UPDATE: I forgot to mention, the reason I have this particular bee in my bonnet, is that during the first George W. Bush Administration (I think?), there was a proposal to allow taxpayers to check a box on their 1040s earmarking 10% of their taxes to “deficit reduction.” The idea was, you could require the government to set aside 10% of your tax payment to reduce the deficit, rather than to fund spending. That was clearly a gimmick that made no sense at all; 100% of what you send in, is used to make the deficit smaller than it otherwise would be, and 100% of what you send in, is used to fund actual government programs (in this context). The only way this conceivably could have made sense, is if the total government budget growth would be constrained, based on how many people checked their boxes. Clearly there was nothing like this behind the idea; it was just a dumb gimmick.

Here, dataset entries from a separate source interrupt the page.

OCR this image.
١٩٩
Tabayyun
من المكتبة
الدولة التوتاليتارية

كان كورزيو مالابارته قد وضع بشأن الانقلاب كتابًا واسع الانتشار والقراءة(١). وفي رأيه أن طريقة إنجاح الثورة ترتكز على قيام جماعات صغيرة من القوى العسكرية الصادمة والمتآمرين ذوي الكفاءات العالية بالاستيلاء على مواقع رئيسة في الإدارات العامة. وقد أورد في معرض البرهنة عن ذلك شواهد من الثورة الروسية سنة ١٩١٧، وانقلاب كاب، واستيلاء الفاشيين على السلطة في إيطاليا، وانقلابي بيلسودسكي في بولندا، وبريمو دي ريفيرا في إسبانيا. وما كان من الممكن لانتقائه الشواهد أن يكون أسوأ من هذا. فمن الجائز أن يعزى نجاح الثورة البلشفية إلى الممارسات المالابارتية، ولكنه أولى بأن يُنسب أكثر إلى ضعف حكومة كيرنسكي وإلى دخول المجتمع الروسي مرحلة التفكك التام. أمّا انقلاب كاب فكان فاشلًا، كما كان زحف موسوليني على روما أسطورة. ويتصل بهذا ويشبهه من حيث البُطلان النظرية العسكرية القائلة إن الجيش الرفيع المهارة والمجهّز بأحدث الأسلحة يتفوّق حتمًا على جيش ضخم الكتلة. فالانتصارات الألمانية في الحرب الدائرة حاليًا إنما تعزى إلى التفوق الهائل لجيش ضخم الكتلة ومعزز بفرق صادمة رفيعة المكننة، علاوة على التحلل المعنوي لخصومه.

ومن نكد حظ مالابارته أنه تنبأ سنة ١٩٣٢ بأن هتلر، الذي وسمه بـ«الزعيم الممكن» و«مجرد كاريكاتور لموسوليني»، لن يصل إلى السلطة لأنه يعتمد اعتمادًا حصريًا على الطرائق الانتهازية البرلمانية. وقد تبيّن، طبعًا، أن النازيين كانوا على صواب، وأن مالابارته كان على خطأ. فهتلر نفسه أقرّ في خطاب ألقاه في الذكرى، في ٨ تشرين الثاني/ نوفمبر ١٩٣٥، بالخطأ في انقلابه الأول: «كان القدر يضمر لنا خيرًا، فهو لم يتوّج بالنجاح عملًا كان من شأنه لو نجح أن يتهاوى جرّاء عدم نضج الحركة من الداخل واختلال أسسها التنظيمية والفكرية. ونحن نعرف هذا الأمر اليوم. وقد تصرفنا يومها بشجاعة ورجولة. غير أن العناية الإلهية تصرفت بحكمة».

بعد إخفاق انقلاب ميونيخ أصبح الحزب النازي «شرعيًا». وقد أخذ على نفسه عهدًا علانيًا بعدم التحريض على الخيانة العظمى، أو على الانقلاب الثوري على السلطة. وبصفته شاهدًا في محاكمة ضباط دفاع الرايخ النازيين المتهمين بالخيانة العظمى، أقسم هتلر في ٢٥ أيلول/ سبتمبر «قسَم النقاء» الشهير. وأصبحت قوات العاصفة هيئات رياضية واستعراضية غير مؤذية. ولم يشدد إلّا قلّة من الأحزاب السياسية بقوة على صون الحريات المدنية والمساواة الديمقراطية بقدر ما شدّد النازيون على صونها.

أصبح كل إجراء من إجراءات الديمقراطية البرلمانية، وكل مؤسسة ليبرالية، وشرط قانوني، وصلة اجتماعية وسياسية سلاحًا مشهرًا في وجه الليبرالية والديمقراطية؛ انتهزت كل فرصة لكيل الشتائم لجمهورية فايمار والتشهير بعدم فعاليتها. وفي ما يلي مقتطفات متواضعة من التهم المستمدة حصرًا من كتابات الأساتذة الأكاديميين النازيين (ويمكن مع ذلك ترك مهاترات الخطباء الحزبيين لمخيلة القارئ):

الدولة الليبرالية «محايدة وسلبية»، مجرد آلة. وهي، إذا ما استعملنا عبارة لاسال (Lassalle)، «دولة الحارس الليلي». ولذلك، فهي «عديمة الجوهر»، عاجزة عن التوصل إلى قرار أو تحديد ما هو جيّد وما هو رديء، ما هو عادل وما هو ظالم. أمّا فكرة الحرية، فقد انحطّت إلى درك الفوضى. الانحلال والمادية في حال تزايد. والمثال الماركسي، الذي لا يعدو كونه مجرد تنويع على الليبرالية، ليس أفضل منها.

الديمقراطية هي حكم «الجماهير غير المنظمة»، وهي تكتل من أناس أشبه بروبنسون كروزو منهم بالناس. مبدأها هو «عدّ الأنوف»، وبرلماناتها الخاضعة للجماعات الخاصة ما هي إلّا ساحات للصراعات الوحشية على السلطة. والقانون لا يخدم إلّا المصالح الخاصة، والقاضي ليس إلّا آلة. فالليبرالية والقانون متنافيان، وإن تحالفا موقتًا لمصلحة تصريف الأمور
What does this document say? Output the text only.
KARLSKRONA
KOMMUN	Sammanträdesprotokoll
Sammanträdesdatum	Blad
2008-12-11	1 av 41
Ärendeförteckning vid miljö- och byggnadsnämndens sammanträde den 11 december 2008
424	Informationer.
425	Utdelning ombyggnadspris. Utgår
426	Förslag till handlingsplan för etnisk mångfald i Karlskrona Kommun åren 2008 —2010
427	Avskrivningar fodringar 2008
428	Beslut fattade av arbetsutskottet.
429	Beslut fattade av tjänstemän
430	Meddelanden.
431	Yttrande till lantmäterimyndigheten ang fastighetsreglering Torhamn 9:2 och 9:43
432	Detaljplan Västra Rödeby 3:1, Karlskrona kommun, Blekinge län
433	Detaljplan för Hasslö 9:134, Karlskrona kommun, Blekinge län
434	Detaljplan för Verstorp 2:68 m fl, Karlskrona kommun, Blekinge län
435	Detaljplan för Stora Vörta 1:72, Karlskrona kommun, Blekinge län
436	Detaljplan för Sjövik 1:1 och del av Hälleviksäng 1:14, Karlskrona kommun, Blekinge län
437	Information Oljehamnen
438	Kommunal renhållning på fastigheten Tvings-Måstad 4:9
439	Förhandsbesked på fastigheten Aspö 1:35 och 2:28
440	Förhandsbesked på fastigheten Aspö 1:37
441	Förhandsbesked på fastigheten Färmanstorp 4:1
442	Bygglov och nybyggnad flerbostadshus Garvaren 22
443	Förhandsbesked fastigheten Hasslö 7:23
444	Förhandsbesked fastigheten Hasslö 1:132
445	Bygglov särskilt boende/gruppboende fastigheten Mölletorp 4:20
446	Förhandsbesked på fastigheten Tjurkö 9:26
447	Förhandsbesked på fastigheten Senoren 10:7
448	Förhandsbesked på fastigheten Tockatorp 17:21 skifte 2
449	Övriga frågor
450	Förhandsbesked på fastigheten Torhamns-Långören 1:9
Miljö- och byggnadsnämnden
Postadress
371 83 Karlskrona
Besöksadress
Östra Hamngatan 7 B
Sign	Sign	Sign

Thus, whether in a simplistic or fully-Ricardian sense, I think David Frum’s suggestion to levy a carbon tax and use some of its revenues to “cut the deficit” will in fact lead to more government spending than would otherwise occur.
That’s it right there.
Taxes ought not be viewed as a deficit reduction mechanism, because more revenues in politician’s pockets means more spending by politicians is possible. The only mechanism that ought to be associated with deficit reduction is a spending cut. It would be naive to believe politicians can keep the same spending in the presence of higher revenues. The itch to spend more is just too great because the costs are externalized onto millions of people, whose standard of living is reduced but they can’t see it because the reduction is relative to an unobservable counter-factual.
Unless there is lower borrowing and lower spending, the deficit will persist. The higher taxes on the wealthy now circulating is a pure political gimmick, to acquiesce the rabble who think their lives will improve by the state soaking the wealthy. They believe there is more there than there is actually there. I don’t have immediate access to the numbers, but even if the IRS taxes the entire incomes of everyone who earns more than $250k, it would only fund the government’s spending for about 140 days. That is not even taking into account any Laffer curve effect which would only reduce that 140 day funding period. That 140 day period is assuming there is a magical replacement of funds that everyone who earns $250k or above have access to, who have been keeping secret $1.5 trillion or so of hoarded money, with which they use to replace used up capital, pay wages, etc.
Taxes are the pea to spending’s mount Everest.
“David, I worded that badly.”
I was wondering why no had commented on my masterpiece.